6.7.- In altri termini e conclusivamente, in nessuna parte la decisione presenta contraddizioni o vizi logici, essendo possibile, in relazione a tutti i punti per cui si e’ ritenuto di dover confermare il giudizio emesso dal Consiglio territoriale, la ricostruzione della ratio decidendi che ha sostenuto la decisione.

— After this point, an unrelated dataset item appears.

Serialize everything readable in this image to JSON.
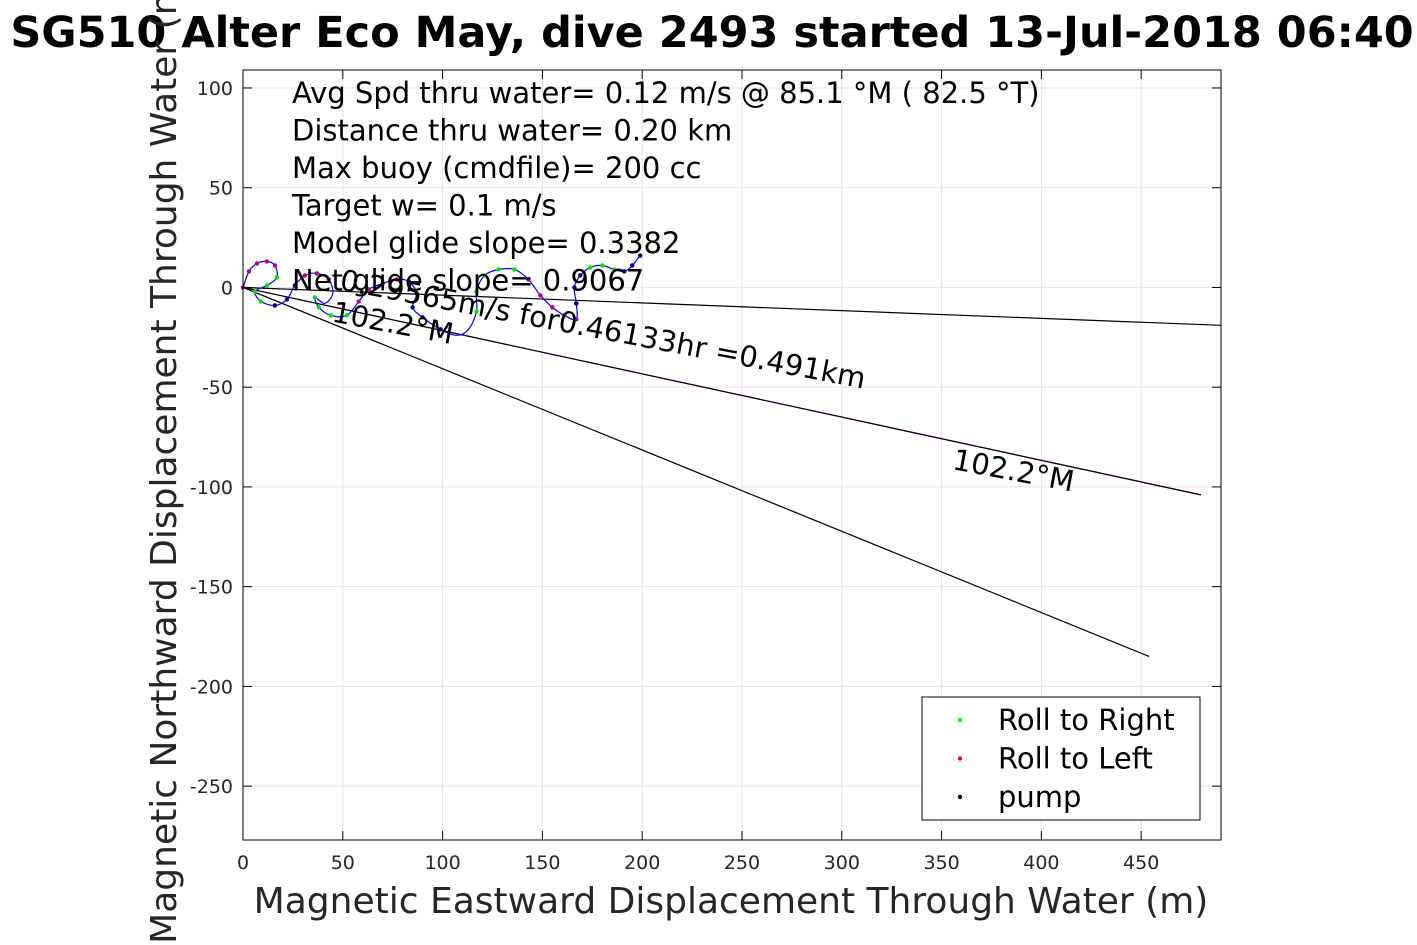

7.-Anche il terzo motivo e’ infondato. Il Consiglio nazionale forense, dopo aver richiamato i principi espressi da questa Corte, secondo cui la nuova disciplina della prescrizione introdotta dalla L. 31 dicembre 2012, n. 247, articolo 56 non si applica ai procedimenti in corso, ha escluso il decorso stesso della prescrizione in ragione della condotta omissiva ascritta all’avvocato (OMISSIS), dell’irrilevanza ai fini della cessazione della permanenza del versamento della somma di Euro 24.500 al signor (OMISSIS) e del principio di diritto secondo cui il dies a quo della prescrizione, in caso di illecito deontologico permanente, decorre dal momento della cessazione della condotta (richiamando Cass. 14/6/2016, n.12196).

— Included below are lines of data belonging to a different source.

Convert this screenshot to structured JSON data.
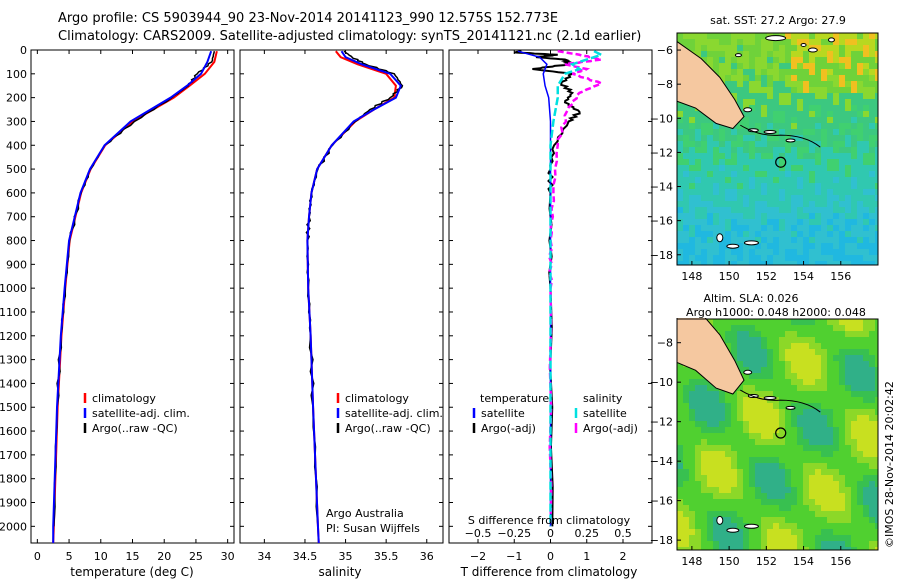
{
  "header": {
    "line1": "Argo profile: CS 5903944_90 23-Nov-2014 20141123_990 12.575S 152.773E",
    "line2": "Climatology: CARS2009. Satellite-adjusted climatology: synTS_20141121.nc (2.1d earlier)"
  },
  "colors": {
    "climatology": "#ff0000",
    "satellite": "#0000ff",
    "argo": "#000000",
    "sat_salinity": "#00e0e0",
    "argo_salinity": "#ff00ff",
    "land": "#f5c8a0"
  },
  "chart_data": [
    {
      "type": "line",
      "id": "temperature",
      "xlabel": "temperature (deg C)",
      "ylabel": "",
      "xlim": [
        -1,
        31
      ],
      "ylim": [
        2070,
        0
      ],
      "xticks": [
        0,
        5,
        10,
        15,
        20,
        25,
        30
      ],
      "xtick_labels": [
        "0",
        "5",
        "10",
        "15",
        "20",
        "25",
        "30"
      ],
      "yticks": [
        0,
        100,
        200,
        300,
        400,
        500,
        600,
        700,
        800,
        900,
        1000,
        1100,
        1200,
        1300,
        1400,
        1500,
        1600,
        1700,
        1800,
        1900,
        2000
      ],
      "ytick_labels": [
        "0",
        "100",
        "200",
        "300",
        "400",
        "500",
        "600",
        "700",
        "800",
        "900",
        "1000",
        "1100",
        "1200",
        "1300",
        "1400",
        "1500",
        "1600",
        "1700",
        "1800",
        "1900",
        "2000"
      ],
      "legend": [
        "climatology",
        "satellite-adj. clim.",
        "Argo(..raw -QC)"
      ],
      "series": [
        {
          "name": "climatology",
          "color": "#ff0000",
          "depth": [
            5,
            50,
            100,
            150,
            200,
            300,
            400,
            500,
            600,
            800,
            1000,
            1200,
            1500,
            2000,
            2070
          ],
          "values": [
            28.3,
            27.9,
            26.4,
            24.0,
            21.5,
            15.0,
            10.7,
            8.4,
            6.9,
            5.1,
            4.4,
            3.8,
            3.2,
            2.6,
            2.5
          ]
        },
        {
          "name": "satellite-adj. clim.",
          "color": "#0000ff",
          "depth": [
            5,
            50,
            100,
            150,
            200,
            300,
            400,
            500,
            600,
            800,
            1000,
            1200,
            1500,
            2000,
            2070
          ],
          "values": [
            27.4,
            26.8,
            25.8,
            23.6,
            21.0,
            14.7,
            10.6,
            8.3,
            6.8,
            5.0,
            4.3,
            3.7,
            3.1,
            2.5,
            2.5
          ]
        },
        {
          "name": "Argo(..raw -QC)",
          "color": "#000000",
          "depth": [
            5,
            50,
            100,
            150,
            200,
            300,
            400,
            500,
            600,
            800,
            1000,
            1200,
            1500,
            2000
          ],
          "values": [
            27.9,
            27.5,
            25.2,
            23.8,
            21.2,
            15.3,
            10.6,
            8.4,
            6.9,
            5.1,
            4.4,
            3.7,
            3.1,
            2.6
          ]
        }
      ]
    },
    {
      "type": "line",
      "id": "salinity",
      "xlabel": "salinity",
      "xlim": [
        33.7,
        36.2
      ],
      "ylim": [
        2070,
        0
      ],
      "xticks": [
        34,
        34.5,
        35,
        35.5,
        36
      ],
      "xtick_labels": [
        "34",
        "34.5",
        "35",
        "35.5",
        "36"
      ],
      "legend": [
        "climatology",
        "satellite-adj. clim.",
        "Argo(..raw -QC)"
      ],
      "annotation": [
        "Argo Australia",
        "PI: Susan Wijffels"
      ],
      "series": [
        {
          "name": "climatology",
          "color": "#ff0000",
          "depth": [
            5,
            30,
            60,
            100,
            150,
            200,
            250,
            300,
            400,
            500,
            600,
            700,
            800,
            1000,
            1200,
            1500,
            2000,
            2070
          ],
          "values": [
            34.88,
            34.94,
            35.15,
            35.5,
            35.62,
            35.6,
            35.35,
            35.12,
            34.83,
            34.65,
            34.58,
            34.55,
            34.53,
            34.54,
            34.57,
            34.6,
            34.66,
            34.67
          ]
        },
        {
          "name": "satellite-adj. clim.",
          "color": "#0000ff",
          "depth": [
            5,
            30,
            60,
            100,
            150,
            200,
            250,
            300,
            400,
            500,
            600,
            700,
            800,
            1000,
            1200,
            1500,
            2000,
            2070
          ],
          "values": [
            34.95,
            35.0,
            35.2,
            35.55,
            35.68,
            35.62,
            35.35,
            35.1,
            34.83,
            34.65,
            34.58,
            34.55,
            34.53,
            34.54,
            34.57,
            34.6,
            34.66,
            34.67
          ]
        },
        {
          "name": "Argo(..raw -QC)",
          "color": "#000000",
          "depth": [
            5,
            30,
            60,
            100,
            150,
            200,
            250,
            300,
            400,
            500,
            600,
            700,
            800,
            1000,
            1200,
            1500,
            2000
          ],
          "values": [
            34.98,
            35.08,
            35.25,
            35.6,
            35.7,
            35.55,
            35.3,
            35.12,
            34.84,
            34.66,
            34.58,
            34.55,
            34.53,
            34.54,
            34.57,
            34.6,
            34.66
          ]
        }
      ]
    },
    {
      "type": "line",
      "id": "difference",
      "xlabel_T": "T difference from climatology",
      "xlabel_S": "S difference from climatology",
      "xlim": [
        -2.8,
        2.8
      ],
      "ylim": [
        2070,
        0
      ],
      "xticks_T": [
        -2,
        -1,
        0,
        1,
        2
      ],
      "xtick_labels_T": [
        "−2",
        "−1",
        "0",
        "1",
        "2"
      ],
      "xticks_S": [
        -0.5,
        -0.25,
        0,
        0.25,
        0.5
      ],
      "xtick_labels_S": [
        "−0.5",
        "−0.25",
        "0",
        "0.25",
        "0.5"
      ],
      "legend_headers": [
        "temperature",
        "salinity"
      ],
      "legend": [
        "satellite",
        "Argo(-adj)",
        "satellite",
        "Argo(-adj)"
      ],
      "series": [
        {
          "name": "T satellite",
          "color": "#0000ff",
          "depth": [
            5,
            30,
            60,
            100,
            150,
            200,
            300,
            400,
            600,
            1000,
            2000
          ],
          "values": [
            -0.9,
            -0.3,
            -0.1,
            -0.2,
            -0.15,
            -0.05,
            0.0,
            0.0,
            0.0,
            0.0,
            0.0
          ]
        },
        {
          "name": "T Argo(-adj)",
          "color": "#000000",
          "depth": [
            5,
            10,
            20,
            30,
            40,
            60,
            80,
            100,
            140,
            180,
            220,
            260,
            300,
            400,
            500,
            600,
            1000,
            2000
          ],
          "values": [
            -0.8,
            -1.0,
            0.2,
            -0.4,
            0.4,
            0.5,
            -0.5,
            0.6,
            0.3,
            0.6,
            0.4,
            0.8,
            0.5,
            0.1,
            0.0,
            0.0,
            0.0,
            0.05
          ]
        },
        {
          "name": "S satellite",
          "color": "#00e0e0",
          "depth": [
            5,
            20,
            40,
            60,
            80,
            100,
            150,
            200,
            300,
            400,
            600,
            1000,
            2000
          ],
          "values": [
            0.3,
            0.35,
            0.25,
            0.15,
            0.2,
            0.1,
            0.05,
            0.05,
            0.02,
            0.0,
            0.0,
            0.0,
            0.0
          ]
        },
        {
          "name": "S Argo(-adj)",
          "color": "#ff00ff",
          "depth": [
            5,
            20,
            40,
            60,
            80,
            100,
            140,
            180,
            250,
            400,
            600,
            800,
            1000,
            2000
          ],
          "values": [
            0.05,
            0.2,
            0.35,
            0.1,
            0.25,
            0.15,
            0.35,
            0.2,
            0.12,
            0.05,
            0.02,
            0.0,
            0.0,
            0.0
          ]
        }
      ]
    },
    {
      "type": "heatmap",
      "id": "sst-map",
      "title": "sat. SST: 27.2  Argo: 27.9",
      "xlim": [
        147.2,
        158
      ],
      "ylim": [
        -18.6,
        -5
      ],
      "xticks": [
        148,
        150,
        152,
        154,
        156
      ],
      "xtick_labels": [
        "148",
        "150",
        "152",
        "154",
        "156"
      ],
      "yticks": [
        -6,
        -8,
        -10,
        -12,
        -14,
        -16,
        -18
      ],
      "ytick_labels": [
        "−6",
        "−8",
        "−10",
        "−12",
        "−14",
        "−16",
        "−18"
      ],
      "marker": [
        152.773,
        -12.575
      ]
    },
    {
      "type": "heatmap",
      "id": "sla-map",
      "title": "Altim. SLA: 0.026",
      "subtitle": "Argo h1000: 0.048 h2000: 0.048",
      "xlim": [
        147.2,
        158
      ],
      "ylim": [
        -18.5,
        -6.8
      ],
      "xticks": [
        148,
        150,
        152,
        154,
        156
      ],
      "xtick_labels": [
        "148",
        "150",
        "152",
        "154",
        "156"
      ],
      "yticks": [
        -8,
        -10,
        -12,
        -14,
        -16,
        -18
      ],
      "ytick_labels": [
        "−8",
        "−10",
        "−12",
        "−14",
        "−16",
        "−18"
      ],
      "marker": [
        152.773,
        -12.575
      ]
    }
  ],
  "credit": "©IMOS 28-Nov-2014 20:02:42"
}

7.1.- Il ricorrente assume che per effetto del pagamento, avvenuto nel 2006, o al piu’ per effetto della lettera inviatagli dal nuovo difensore del (OMISSIS), datata 23/4/2008, e dunque contestualmente alla cessazione del suo rapporto con il cliente per effetto dell’instaurazione di un nuovo rapporto professionale, l’illecito deontologico sarebbe cessato, ma si tratta di affermazione che non tiene conto che tra i capi di incolpazione vi e’ anche l’omessa restituzione al cliente di tutta la documentazione, rispetto alla quale la permanenza non puo’ dirsi cessata, in difetto di ogni riscontro desumibile dalla sentenza impugnata nonche’ di allegazioni del ricorrente supportate dalla necessaria autosufficienza.

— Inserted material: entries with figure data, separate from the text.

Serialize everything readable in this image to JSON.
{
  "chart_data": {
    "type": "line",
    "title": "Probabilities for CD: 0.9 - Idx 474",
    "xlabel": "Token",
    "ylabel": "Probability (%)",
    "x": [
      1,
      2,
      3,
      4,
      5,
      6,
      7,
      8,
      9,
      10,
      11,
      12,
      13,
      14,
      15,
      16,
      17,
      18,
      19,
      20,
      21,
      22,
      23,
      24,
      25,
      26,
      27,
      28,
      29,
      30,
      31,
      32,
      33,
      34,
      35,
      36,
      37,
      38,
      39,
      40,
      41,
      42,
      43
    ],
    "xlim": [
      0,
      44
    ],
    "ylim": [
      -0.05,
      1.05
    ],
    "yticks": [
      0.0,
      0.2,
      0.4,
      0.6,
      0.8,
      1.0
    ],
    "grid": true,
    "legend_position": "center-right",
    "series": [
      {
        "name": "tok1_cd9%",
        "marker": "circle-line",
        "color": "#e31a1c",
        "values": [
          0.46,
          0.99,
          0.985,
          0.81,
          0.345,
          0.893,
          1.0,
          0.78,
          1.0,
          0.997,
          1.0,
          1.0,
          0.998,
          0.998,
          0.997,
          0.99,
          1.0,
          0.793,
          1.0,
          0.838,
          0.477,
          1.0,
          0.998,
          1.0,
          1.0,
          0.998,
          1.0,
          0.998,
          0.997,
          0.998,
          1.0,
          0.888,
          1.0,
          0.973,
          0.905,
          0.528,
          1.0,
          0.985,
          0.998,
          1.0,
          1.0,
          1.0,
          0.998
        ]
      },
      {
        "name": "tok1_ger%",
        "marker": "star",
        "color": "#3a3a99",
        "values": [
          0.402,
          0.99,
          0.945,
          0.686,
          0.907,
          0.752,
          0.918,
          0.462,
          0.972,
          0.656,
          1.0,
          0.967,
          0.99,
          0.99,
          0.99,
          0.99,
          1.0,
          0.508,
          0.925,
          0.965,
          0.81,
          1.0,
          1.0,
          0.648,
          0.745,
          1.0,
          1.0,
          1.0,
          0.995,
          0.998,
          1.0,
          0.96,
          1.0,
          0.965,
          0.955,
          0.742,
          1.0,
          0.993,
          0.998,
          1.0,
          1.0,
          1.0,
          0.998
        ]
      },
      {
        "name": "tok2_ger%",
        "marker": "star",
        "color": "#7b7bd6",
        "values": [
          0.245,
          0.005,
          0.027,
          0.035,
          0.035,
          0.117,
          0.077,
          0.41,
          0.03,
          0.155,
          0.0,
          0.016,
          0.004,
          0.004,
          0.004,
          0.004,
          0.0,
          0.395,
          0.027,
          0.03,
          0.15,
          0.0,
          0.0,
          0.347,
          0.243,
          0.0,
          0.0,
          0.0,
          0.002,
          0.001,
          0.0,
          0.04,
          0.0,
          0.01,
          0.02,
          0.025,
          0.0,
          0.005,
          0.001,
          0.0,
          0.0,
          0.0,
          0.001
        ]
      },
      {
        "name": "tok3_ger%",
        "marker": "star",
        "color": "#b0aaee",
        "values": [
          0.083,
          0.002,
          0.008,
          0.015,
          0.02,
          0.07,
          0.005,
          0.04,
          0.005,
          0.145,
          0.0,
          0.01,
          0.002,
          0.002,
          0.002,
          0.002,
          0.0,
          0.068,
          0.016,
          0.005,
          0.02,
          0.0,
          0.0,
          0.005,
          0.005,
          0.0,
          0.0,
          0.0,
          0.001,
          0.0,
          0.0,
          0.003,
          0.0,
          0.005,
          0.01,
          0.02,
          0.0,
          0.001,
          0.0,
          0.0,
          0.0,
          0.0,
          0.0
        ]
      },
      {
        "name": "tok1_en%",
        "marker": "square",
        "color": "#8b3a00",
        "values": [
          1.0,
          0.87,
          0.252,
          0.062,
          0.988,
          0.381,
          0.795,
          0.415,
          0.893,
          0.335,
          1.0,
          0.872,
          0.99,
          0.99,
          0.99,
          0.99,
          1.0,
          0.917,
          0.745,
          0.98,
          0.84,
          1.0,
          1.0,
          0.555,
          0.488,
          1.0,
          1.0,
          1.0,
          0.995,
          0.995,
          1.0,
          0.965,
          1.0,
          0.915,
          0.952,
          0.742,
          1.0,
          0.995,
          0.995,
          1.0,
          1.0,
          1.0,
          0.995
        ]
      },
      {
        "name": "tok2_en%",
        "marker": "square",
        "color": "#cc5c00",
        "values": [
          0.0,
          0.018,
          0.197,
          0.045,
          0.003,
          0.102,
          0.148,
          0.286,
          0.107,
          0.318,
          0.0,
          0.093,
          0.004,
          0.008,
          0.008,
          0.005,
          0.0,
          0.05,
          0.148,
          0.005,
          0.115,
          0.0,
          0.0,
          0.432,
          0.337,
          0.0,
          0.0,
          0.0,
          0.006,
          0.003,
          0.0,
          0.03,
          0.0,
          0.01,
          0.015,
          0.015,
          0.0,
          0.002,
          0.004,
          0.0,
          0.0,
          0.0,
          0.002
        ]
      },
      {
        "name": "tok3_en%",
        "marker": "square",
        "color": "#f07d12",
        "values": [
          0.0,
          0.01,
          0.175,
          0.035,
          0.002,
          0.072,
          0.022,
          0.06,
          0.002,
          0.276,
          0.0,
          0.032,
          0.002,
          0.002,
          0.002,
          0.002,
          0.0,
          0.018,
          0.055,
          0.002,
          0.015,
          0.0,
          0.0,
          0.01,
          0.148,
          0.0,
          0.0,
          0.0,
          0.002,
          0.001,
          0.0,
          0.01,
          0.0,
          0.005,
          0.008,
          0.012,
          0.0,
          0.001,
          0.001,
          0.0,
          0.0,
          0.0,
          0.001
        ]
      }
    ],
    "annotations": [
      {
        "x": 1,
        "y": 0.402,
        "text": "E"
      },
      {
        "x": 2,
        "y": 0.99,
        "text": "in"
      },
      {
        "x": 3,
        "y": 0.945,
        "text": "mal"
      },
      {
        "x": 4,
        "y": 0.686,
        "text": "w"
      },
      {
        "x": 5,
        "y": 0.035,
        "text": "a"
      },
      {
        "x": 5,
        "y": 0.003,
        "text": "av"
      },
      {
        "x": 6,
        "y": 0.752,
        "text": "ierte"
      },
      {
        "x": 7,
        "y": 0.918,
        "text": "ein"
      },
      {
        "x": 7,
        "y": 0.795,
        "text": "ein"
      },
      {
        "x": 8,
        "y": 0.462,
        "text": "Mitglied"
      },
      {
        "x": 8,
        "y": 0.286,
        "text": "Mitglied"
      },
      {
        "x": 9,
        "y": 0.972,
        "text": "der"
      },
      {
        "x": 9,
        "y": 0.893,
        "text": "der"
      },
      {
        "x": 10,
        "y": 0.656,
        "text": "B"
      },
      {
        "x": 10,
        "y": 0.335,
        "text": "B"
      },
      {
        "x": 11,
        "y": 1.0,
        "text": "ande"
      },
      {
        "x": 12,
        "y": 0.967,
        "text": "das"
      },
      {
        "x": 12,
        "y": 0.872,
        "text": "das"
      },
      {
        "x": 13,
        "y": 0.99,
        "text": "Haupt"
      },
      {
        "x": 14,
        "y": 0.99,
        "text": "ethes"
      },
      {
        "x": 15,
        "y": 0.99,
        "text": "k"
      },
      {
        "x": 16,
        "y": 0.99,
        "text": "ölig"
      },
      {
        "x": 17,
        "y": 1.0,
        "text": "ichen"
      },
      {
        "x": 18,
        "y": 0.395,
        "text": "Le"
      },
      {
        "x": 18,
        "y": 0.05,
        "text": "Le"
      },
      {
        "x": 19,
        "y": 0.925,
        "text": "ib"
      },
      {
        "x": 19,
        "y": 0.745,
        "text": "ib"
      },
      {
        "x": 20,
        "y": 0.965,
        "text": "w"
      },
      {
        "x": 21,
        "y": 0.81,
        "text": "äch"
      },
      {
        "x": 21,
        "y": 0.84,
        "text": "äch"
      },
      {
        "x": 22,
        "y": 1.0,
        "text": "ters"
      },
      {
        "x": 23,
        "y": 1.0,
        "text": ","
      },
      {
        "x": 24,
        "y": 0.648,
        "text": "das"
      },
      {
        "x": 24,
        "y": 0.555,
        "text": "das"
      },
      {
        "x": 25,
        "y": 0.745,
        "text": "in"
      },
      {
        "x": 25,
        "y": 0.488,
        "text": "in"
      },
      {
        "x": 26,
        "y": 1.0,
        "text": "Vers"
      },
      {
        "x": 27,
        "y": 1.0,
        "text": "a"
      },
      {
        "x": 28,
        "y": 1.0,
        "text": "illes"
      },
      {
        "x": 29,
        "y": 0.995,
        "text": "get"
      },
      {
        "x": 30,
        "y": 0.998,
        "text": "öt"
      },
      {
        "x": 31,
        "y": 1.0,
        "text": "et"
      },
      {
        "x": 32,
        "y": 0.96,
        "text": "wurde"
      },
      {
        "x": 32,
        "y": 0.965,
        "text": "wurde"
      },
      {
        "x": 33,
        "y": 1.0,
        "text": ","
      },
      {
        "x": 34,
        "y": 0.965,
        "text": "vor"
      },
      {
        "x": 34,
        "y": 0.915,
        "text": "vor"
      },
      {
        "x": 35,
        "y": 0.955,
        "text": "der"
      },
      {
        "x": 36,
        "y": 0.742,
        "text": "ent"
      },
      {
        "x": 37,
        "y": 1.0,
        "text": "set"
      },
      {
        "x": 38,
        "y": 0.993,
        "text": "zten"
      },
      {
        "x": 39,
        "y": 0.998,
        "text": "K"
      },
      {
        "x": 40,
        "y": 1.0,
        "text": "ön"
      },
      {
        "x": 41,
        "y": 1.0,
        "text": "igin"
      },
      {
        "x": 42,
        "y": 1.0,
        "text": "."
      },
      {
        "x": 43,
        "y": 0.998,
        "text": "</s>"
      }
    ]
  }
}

8.- Il ricorso deve pertanto essere rigettato. Nessun provvedimento sulle spese deve adottarsi in mancanza di attivita’ difensiva svolta dalle controparti. Poiche’ il ricorso e’ stato notificato in data successiva al 30 gennaio 2013, sussistono i presupposti per il versamento, da parte del ricorrente, dell’ulteriore importo a titolo di contributo unificato, pari a quello dovuto per il ricorso, a norma del Decreto del Presidente della Repubblica n. 115 del 2002, articolo 13, comma 1. In tema di impugnazioni, il presupposto di insorgenza dell’obbligo del detto versamento non e’ collegato alla condanna alle spese, ma al fatto oggettivo del rigetto integrale o della definizione in rito, negativa per l’impugnante, del gravame (Cass. ord. 13 maggio 2014 n. 10306).

P.Q.M.

La Corte rigetta il ricorso.
Ai sensi del Decreto del Presidente della Repubblica n. 115 del 2002, articolo 13, comma 1, quater, da’ atto della sussistenza dei presupposti per il versamento, da parte del ricorrente, dell’ulteriore importo a titolo di contributo unificato pari a quello dovuto per il ricorso, a norma del comma 1 bis, dello stesso articolo 13.